Oskar Welzl: Weblog zur Homepage

ORF @ ESC 2012: Es muaß seyn

James Cottriall will zum Song Contest 2011 hat der ORF unter dem Titel „Der Ö3-Wecker rockt den Song Contest“ einige für österreichische Verhältnisse erstaunlich unpeinliche Songs zur nationalen Vorausscheidung auf die Bühne gebracht. Das ist heuer nicht gelungen. Die Auswahl hat wieder langjährigen ORF-Durchschnitt erreicht. Schlimmer: Der eine eingereichte Song mit echten Siegerchancen wurde gar nicht erst zur nationalen Vorentscheidung zugelassen.

Was hat sich verändert? In erster Linie der Auswahlmodus. Für den ESC 2011 wurde der Fokus (so wie beim Song Contest selbst) auf die Songs gelegt. Fertige Kompositionen mußten eine Vorauswahl per Publikumsvoting durchlaufen, nur die erfolgreichsten 10 wurden schließlich in der TV-Show präsentiert. In diesem Jahr hat der ORF zuerst die Interpreten ausgewählt, die teilweise bis heute keine fertigen Songs vorgestellt haben. Das solcherart zum Handkuß gekommene Musikervolk hatte dann nach dem Motto Es muaß seyn! schnell, schnell 3minütige Songs zusammenzuschustern, die den Regeln der EBU entsprechen. Das merkt man dem Ergebnis auch deutlich an.
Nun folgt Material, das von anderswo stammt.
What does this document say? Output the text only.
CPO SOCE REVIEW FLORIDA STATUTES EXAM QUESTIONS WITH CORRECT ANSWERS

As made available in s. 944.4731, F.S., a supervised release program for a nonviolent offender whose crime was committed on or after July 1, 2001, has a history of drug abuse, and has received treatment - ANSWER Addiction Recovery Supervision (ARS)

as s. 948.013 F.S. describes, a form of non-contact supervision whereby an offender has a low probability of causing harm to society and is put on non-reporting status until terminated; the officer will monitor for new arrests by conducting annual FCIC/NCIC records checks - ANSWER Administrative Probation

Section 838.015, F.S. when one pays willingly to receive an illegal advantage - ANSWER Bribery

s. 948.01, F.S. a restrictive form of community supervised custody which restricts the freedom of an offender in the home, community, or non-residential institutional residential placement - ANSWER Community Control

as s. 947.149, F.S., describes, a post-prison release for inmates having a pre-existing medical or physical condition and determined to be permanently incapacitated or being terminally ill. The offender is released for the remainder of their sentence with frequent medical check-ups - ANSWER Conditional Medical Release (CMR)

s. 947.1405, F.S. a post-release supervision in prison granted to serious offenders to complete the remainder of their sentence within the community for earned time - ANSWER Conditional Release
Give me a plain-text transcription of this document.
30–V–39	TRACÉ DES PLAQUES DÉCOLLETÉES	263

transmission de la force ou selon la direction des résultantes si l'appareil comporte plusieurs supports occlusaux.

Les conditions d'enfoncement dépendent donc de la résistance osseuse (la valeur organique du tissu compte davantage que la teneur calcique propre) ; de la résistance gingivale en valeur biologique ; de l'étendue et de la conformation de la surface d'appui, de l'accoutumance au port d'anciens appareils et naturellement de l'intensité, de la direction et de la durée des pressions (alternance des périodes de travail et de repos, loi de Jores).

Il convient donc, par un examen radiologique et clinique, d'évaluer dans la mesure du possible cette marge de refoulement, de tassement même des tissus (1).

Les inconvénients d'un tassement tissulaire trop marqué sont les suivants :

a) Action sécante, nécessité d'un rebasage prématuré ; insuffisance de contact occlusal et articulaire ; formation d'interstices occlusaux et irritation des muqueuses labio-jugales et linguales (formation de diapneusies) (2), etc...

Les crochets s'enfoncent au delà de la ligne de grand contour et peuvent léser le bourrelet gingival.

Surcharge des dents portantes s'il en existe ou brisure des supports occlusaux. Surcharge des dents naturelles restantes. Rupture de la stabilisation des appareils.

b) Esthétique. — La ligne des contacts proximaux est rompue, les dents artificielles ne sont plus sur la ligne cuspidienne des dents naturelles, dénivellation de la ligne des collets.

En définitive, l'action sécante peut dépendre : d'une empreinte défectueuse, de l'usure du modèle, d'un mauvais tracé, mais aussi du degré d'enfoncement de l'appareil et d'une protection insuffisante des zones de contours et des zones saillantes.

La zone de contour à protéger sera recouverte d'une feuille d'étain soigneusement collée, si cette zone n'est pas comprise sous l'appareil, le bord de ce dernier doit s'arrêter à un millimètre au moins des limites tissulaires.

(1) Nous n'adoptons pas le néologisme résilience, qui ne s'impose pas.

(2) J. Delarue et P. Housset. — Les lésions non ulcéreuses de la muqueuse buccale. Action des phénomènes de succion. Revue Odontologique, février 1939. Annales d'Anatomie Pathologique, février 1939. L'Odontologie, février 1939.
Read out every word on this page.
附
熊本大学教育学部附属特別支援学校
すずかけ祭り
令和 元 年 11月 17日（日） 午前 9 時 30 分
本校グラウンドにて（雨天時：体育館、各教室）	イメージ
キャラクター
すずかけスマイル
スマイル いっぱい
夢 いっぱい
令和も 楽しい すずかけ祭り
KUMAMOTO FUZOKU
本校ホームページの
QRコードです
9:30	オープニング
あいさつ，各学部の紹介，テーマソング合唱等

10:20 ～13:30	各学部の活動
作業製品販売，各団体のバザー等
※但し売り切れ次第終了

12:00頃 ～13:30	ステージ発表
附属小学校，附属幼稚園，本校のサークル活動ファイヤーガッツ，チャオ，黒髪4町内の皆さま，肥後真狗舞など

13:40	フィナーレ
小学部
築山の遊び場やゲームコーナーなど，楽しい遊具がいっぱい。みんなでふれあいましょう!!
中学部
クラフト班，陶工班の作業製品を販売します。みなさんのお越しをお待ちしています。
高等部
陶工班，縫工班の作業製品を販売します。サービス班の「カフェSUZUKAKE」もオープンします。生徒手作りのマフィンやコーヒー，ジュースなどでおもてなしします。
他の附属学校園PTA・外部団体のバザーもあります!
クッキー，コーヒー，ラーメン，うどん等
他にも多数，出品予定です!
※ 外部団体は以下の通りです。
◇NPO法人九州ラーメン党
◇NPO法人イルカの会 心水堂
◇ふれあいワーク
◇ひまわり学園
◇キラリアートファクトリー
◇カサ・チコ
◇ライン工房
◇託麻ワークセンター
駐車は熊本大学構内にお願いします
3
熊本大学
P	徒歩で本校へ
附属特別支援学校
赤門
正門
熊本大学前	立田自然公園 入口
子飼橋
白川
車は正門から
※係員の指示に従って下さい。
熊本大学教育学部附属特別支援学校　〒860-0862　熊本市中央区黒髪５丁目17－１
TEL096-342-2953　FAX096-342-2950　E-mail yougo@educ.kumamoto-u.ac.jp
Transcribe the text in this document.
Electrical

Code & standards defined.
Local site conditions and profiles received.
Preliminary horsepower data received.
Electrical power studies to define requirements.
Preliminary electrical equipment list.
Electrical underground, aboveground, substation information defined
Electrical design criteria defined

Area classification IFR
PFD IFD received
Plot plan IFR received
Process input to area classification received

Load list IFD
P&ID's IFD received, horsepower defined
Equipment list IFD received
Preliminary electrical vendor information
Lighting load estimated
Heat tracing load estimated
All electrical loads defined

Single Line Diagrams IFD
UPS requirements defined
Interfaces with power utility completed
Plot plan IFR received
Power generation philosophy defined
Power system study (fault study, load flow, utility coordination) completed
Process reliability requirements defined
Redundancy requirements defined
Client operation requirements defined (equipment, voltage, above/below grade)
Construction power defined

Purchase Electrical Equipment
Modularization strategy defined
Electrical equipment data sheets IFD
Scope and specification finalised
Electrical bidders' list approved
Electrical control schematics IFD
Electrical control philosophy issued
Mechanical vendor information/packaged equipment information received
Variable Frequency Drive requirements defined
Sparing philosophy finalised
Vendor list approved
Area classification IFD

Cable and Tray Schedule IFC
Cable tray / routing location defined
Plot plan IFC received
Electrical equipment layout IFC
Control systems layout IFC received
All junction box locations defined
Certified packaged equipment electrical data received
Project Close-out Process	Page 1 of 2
Der ESC ist ein Komponistenwettkampf. Es gewinnt der Komponist des besten Songs, nicht der Interpret. Die ORF-Taktik, Interpreten statt Songs auszusuchen, entspricht der Auswahl von Büchern nach der Farbe des Einbands.

Genug gejammert. Schauen wir uns an, was rausgekommen ist:

!Deladap („Crazy Swing“) und (ausgerechnet!) Conchita Wurst („That’s What I Am”) fallen aus der Reihe. Sie lassen den Finger nicht sofort zur Skip-Taste wandern, ein bißchen gehen die Songs sogar ins Ohr. Tatsächlich kommen die beiden auch in den internationalen Foren nicht schlecht an.

James Cottriall („Stand Up“), die Trackshittaz („Woki mit deim Popo“), Valerie („Comme ça“) und Papermoon („Vater, Father, mon père“) mühen sich redlich (ich sag ja: Es muaß seyn!), kriegens aber einfach nicht gebacken. Vor allem um die Trackshittaz tut’s einem dabei aufrichtig leid: Die hatten letztes Jahr mit „Oida Taunz!“ auch international alle Sympathien auf ihrer Seite. Viele Fans in den Webforen wünschen ihnen für 2012 eine zweite Chance. Leider: nicht mit diesem Song. (Und, bzgl. Valerie und Papermoon: Mehrere Sprachen in einem ESC-Song zu benutzen ist einfach nur nuttig. Das tut man nicht - oder nur, wenn man es sich leisten kann.)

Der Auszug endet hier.